Quizá por mis venas también circulara sangre de negro kwesi, pensé. Y entonces poniéndome
de pie, me acerqué a Gan e intenté pasarle la mano por la cabeza; pero Gan se retiró
velozmente, y encogiendo el labio superior se quedó mostrándome los dientes como
una fiera que quiere morder. –Ah, padre! Yo no sé qué pasó en aquel momento por
mí; recuerdo perfectamente que no sentí ningún desagrado por ese gesto bestial,
sino que riéndome también yo fruncí los labios, mostrándole los dientes al caníbal.

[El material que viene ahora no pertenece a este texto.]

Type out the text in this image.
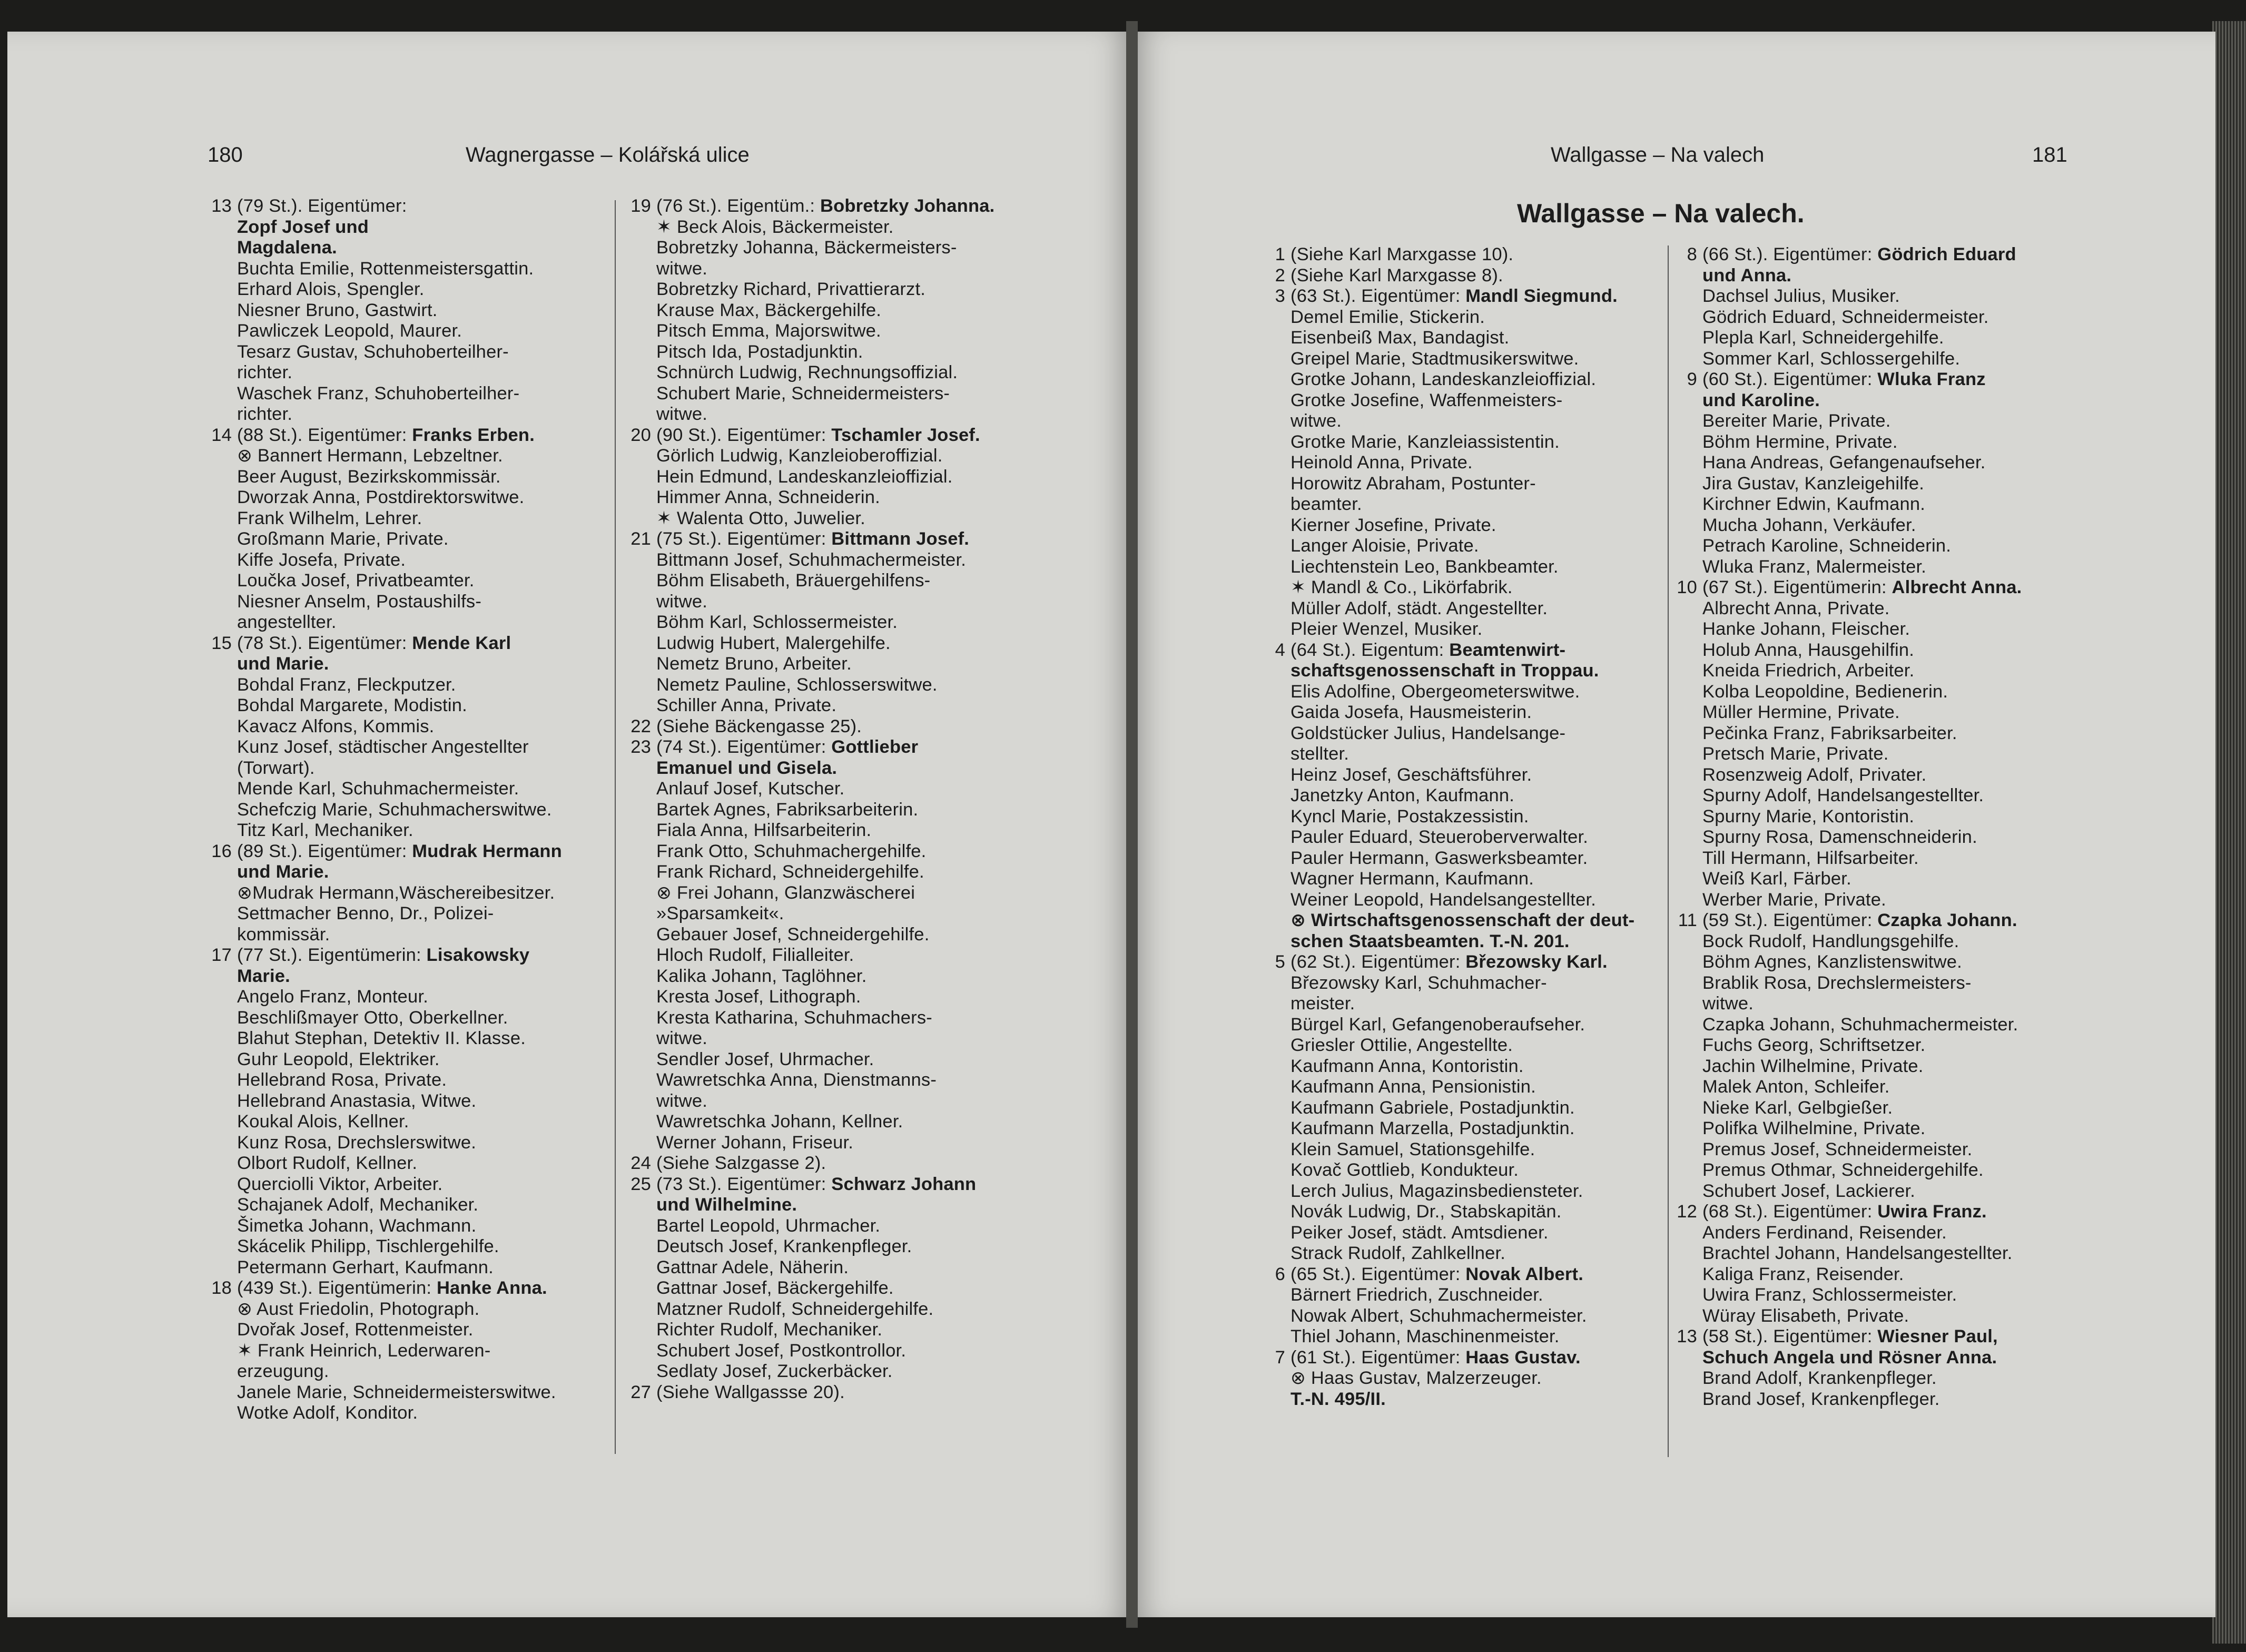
180	Wagnergasse – Kolářská ulice	Wallgasse – Na valech	181
Wallgasse – Na valech.
13 (79 St.). Eigentümer:
Zopf Josef und
Magdalena.
Buchta Emilie, Rottenmeistersgattin.
Erhard Alois, Spengler.
Niesner Bruno, Gastwirt.
Pawliczek Leopold, Maurer.
Tesarz Gustav, Schuhoberteilher-
richter.
Waschek Franz, Schuhoberteilher-
richter.
14 (88 St.). Eigentümer: Franks Erben.
⊗ Bannert Hermann, Lebzeltner.
Beer August, Bezirkskommissär.
Dworzak Anna, Postdirektorswitwe.
Frank Wilhelm, Lehrer.
Großmann Marie, Private.
Kiffe Josefa, Private.
Loučka Josef, Privatbeamter.
Niesner Anselm, Postaushilfs-
angestellter.
15 (78 St.). Eigentümer: Mende Karl
und Marie.
Bohdal Franz, Fleckputzer.
Bohdal Margarete, Modistin.
Kavacz Alfons, Kommis.
Kunz Josef, städtischer Angestellter
(Torwart).
Mende Karl, Schuhmachermeister.
Schefczig Marie, Schuhmacherswitwe.
Titz Karl, Mechaniker.
16 (89 St.). Eigentümer: Mudrak Hermann
und Marie.
⊗Mudrak Hermann,Wäschereibesitzer.
Settmacher Benno, Dr., Polizei-
kommissär.
17 (77 St.). Eigentümerin: Lisakowsky
Marie.
Angelo Franz, Monteur.
Beschlißmayer Otto, Oberkellner.
Blahut Stephan, Detektiv II. Klasse.
Guhr Leopold, Elektriker.
Hellebrand Rosa, Private.
Hellebrand Anastasia, Witwe.
Koukal Alois, Kellner.
Kunz Rosa, Drechslerswitwe.
Olbort Rudolf, Kellner.
Querciolli Viktor, Arbeiter.
Schajanek Adolf, Mechaniker.
Šimetka Johann, Wachmann.
Skácelik Philipp, Tischlergehilfe.
Petermann Gerhart, Kaufmann.
18 (439 St.). Eigentümerin: Hanke Anna.
⊗ Aust Friedolin, Photograph.
Dvořak Josef, Rottenmeister.
✶ Frank Heinrich, Lederwaren-
erzeugung.
Janele Marie, Schneidermeisterswitwe.
Wotke Adolf, Konditor.
19 (76 St.). Eigentüm.: Bobretzky Johanna.
✶ Beck Alois, Bäckermeister.
Bobretzky Johanna, Bäckermeisters-
witwe.
Bobretzky Richard, Privattierarzt.
Krause Max, Bäckergehilfe.
Pitsch Emma, Majorswitwe.
Pitsch Ida, Postadjunktin.
Schnürch Ludwig, Rechnungsoffizial.
Schubert Marie, Schneidermeisters-
witwe.
20 (90 St.). Eigentümer: Tschamler Josef.
Görlich Ludwig, Kanzleioberoffizial.
Hein Edmund, Landeskanzleioffizial.
Himmer Anna, Schneiderin.
✶ Walenta Otto, Juwelier.
21 (75 St.). Eigentümer: Bittmann Josef.
Bittmann Josef, Schuhmachermeister.
Böhm Elisabeth, Bräuergehilfens-
witwe.
Böhm Karl, Schlossermeister.
Ludwig Hubert, Malergehilfe.
Nemetz Bruno, Arbeiter.
Nemetz Pauline, Schlosserswitwe.
Schiller Anna, Private.
22 (Siehe Bäckengasse 25).
23 (74 St.). Eigentümer: Gottlieber
Emanuel und Gisela.
Anlauf Josef, Kutscher.
Bartek Agnes, Fabriksarbeiterin.
Fiala Anna, Hilfsarbeiterin.
Frank Otto, Schuhmachergehilfe.
Frank Richard, Schneidergehilfe.
⊗ Frei Johann, Glanzwäscherei
»Sparsamkeit«.
Gebauer Josef, Schneidergehilfe.
Hloch Rudolf, Filialleiter.
Kalika Johann, Taglöhner.
Kresta Josef, Lithograph.
Kresta Katharina, Schuhmachers-
witwe.
Sendler Josef, Uhrmacher.
Wawretschka Anna, Dienstmanns-
witwe.
Wawretschka Johann, Kellner.
Werner Johann, Friseur.
24 (Siehe Salzgasse 2).
25 (73 St.). Eigentümer: Schwarz Johann
und Wilhelmine.
Bartel Leopold, Uhrmacher.
Deutsch Josef, Krankenpfleger.
Gattnar Adele, Näherin.
Gattnar Josef, Bäckergehilfe.
Matzner Rudolf, Schneidergehilfe.
Richter Rudolf, Mechaniker.
Schubert Josef, Postkontrollor.
Sedlaty Josef, Zuckerbäcker.
27 (Siehe Wallgassse 20).
1 (Siehe Karl Marxgasse 10).
2 (Siehe Karl Marxgasse 8).
3 (63 St.). Eigentümer: Mandl Siegmund.
Demel Emilie, Stickerin.
Eisenbeiß Max, Bandagist.
Greipel Marie, Stadtmusikerswitwe.
Grotke Johann, Landeskanzleioffizial.
Grotke Josefine, Waffenmeisters-
witwe.
Grotke Marie, Kanzleiassistentin.
Heinold Anna, Private.
Horowitz Abraham, Postunter-
beamter.
Kierner Josefine, Private.
Langer Aloisie, Private.
Liechtenstein Leo, Bankbeamter.
✶ Mandl & Co., Likörfabrik.
Müller Adolf, städt. Angestellter.
Pleier Wenzel, Musiker.
4 (64 St.). Eigentum: Beamtenwirt-
schaftsgenossenschaft in Troppau.
Elis Adolfine, Obergeometerswitwe.
Gaida Josefa, Hausmeisterin.
Goldstücker Julius, Handelsange-
stellter.
Heinz Josef, Geschäftsführer.
Janetzky Anton, Kaufmann.
Kyncl Marie, Postakzessistin.
Pauler Eduard, Steueroberverwalter.
Pauler Hermann, Gaswerksbeamter.
Wagner Hermann, Kaufmann.
Weiner Leopold, Handelsangestellter.
⊗ Wirtschaftsgenossenschaft der deut-
schen Staatsbeamten. T.-N. 201.
5 (62 St.). Eigentümer: Březowsky Karl.
Březowsky Karl, Schuhmacher-
meister.
Bürgel Karl, Gefangenoberaufseher.
Griesler Ottilie, Angestellte.
Kaufmann Anna, Kontoristin.
Kaufmann Anna, Pensionistin.
Kaufmann Gabriele, Postadjunktin.
Kaufmann Marzella, Postadjunktin.
Klein Samuel, Stationsgehilfe.
Kovač Gottlieb, Kondukteur.
Lerch Julius, Magazinsbediensteter.
Novák Ludwig, Dr., Stabskapitän.
Peiker Josef, städt. Amtsdiener.
Strack Rudolf, Zahlkellner.
6 (65 St.). Eigentümer: Novak Albert.
Bärnert Friedrich, Zuschneider.
Nowak Albert, Schuhmachermeister.
Thiel Johann, Maschinenmeister.
7 (61 St.). Eigentümer: Haas Gustav.
⊗ Haas Gustav, Malzerzeuger.
T.-N. 495/II.
8 (66 St.). Eigentümer: Gödrich Eduard
und Anna.
Dachsel Julius, Musiker.
Gödrich Eduard, Schneidermeister.
Plepla Karl, Schneidergehilfe.
Sommer Karl, Schlossergehilfe.
9 (60 St.). Eigentümer: Wluka Franz
und Karoline.
Bereiter Marie, Private.
Böhm Hermine, Private.
Hana Andreas, Gefangenaufseher.
Jira Gustav, Kanzleigehilfe.
Kirchner Edwin, Kaufmann.
Mucha Johann, Verkäufer.
Petrach Karoline, Schneiderin.
Wluka Franz, Malermeister.
10 (67 St.). Eigentümerin: Albrecht Anna.
Albrecht Anna, Private.
Hanke Johann, Fleischer.
Holub Anna, Hausgehilfin.
Kneida Friedrich, Arbeiter.
Kolba Leopoldine, Bedienerin.
Müller Hermine, Private.
Pečinka Franz, Fabriksarbeiter.
Pretsch Marie, Private.
Rosenzweig Adolf, Privater.
Spurny Adolf, Handelsangestellter.
Spurny Marie, Kontoristin.
Spurny Rosa, Damenschneiderin.
Till Hermann, Hilfsarbeiter.
Weiß Karl, Färber.
Werber Marie, Private.
11 (59 St.). Eigentümer: Czapka Johann.
Bock Rudolf, Handlungsgehilfe.
Böhm Agnes, Kanzlistenswitwe.
Brablik Rosa, Drechslermeisters-
witwe.
Czapka Johann, Schuhmachermeister.
Fuchs Georg, Schriftsetzer.
Jachin Wilhelmine, Private.
Malek Anton, Schleifer.
Nieke Karl, Gelbgießer.
Polifka Wilhelmine, Private.
Premus Josef, Schneidermeister.
Premus Othmar, Schneidergehilfe.
Schubert Josef, Lackierer.
12 (68 St.). Eigentümer: Uwira Franz.
Anders Ferdinand, Reisender.
Brachtel Johann, Handelsangestellter.
Kaliga Franz, Reisender.
Uwira Franz, Schlossermeister.
Würay Elisabeth, Private.
13 (58 St.). Eigentümer: Wiesner Paul,
Schuch Angela und Rösner Anna.
Brand Adolf, Krankenpfleger.
Brand Josef, Krankenpfleger.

Entonces Gan apoyó las manos en el suelo y comenzó a andar ágilmente en cuatro pies
rozándome las pantorrillas con el flanco; yo experimenté un sobresalto terrible,
me precipité a la puerta, la cerré con llave, y apoyando las manos en el suelo,
también me puse a caminar como una fiera. Y el niño lanzaba gruñidos y yo le imitaba
y ambos parecíamos dos fieras que no se resuelven a reñir.
“–¿Es
posible? –interrumpí asombrado.
“–Ah,
padre! –Vaya, si es posible! Lo único que recuerdo es que en aquel momento experimenté
un placer vertiginoso en degradar mi dignidad humana. Además, sentía un deseo tan
violento de morder, que creo que hubiera terminado por despedazar a Gan. Él gruñía
sordamente como una hiena acorralada. En aquel momento alguien llamó a la puerta.
Gan corriendo siempre en cuatro pies, se ocultó detrás de mi escritorio; yo despaché
al soldado que había traído al muchacho. La verdad es que en aquellos momentos sólo
me animaba un propósito. Después que el soldado se hubo alejado, le dije a Gan:
“–Esta
noche iremos al bosque.
“Gan
movió la cabeza asintiendo.
“Entonces
dejé al niño encerrado, me eché la llave al bolsillo y salí. Estaba afiebrado de
impaciencia. Marché hacia el malecón, paseé por las orillas del lago; esperaba que
la vista del agua y de las embarcaciones me calmarían, pero el cuadro de civilización
del puerto me causó repulsión. Ansiaba vehementemente volver a la selva, convertirme
en una bestia. Cuando la última luz de Krutown se hubo apagado, entré en el escritorio,
tomé a Gan de una mano y lo hice subir a mi automóvil. Rápidamente dejamos atrás
el cementerio de los krus, los cauchales. Finalmente llegué a un claro del bosque,
oculté el automóvil bajo una cortina de lianas y dije a Gan:
“–Haz
la hiena.
“Una
luna llena iluminaba el camino; Gan apoyó las manos en el suelo, y yo lo imité.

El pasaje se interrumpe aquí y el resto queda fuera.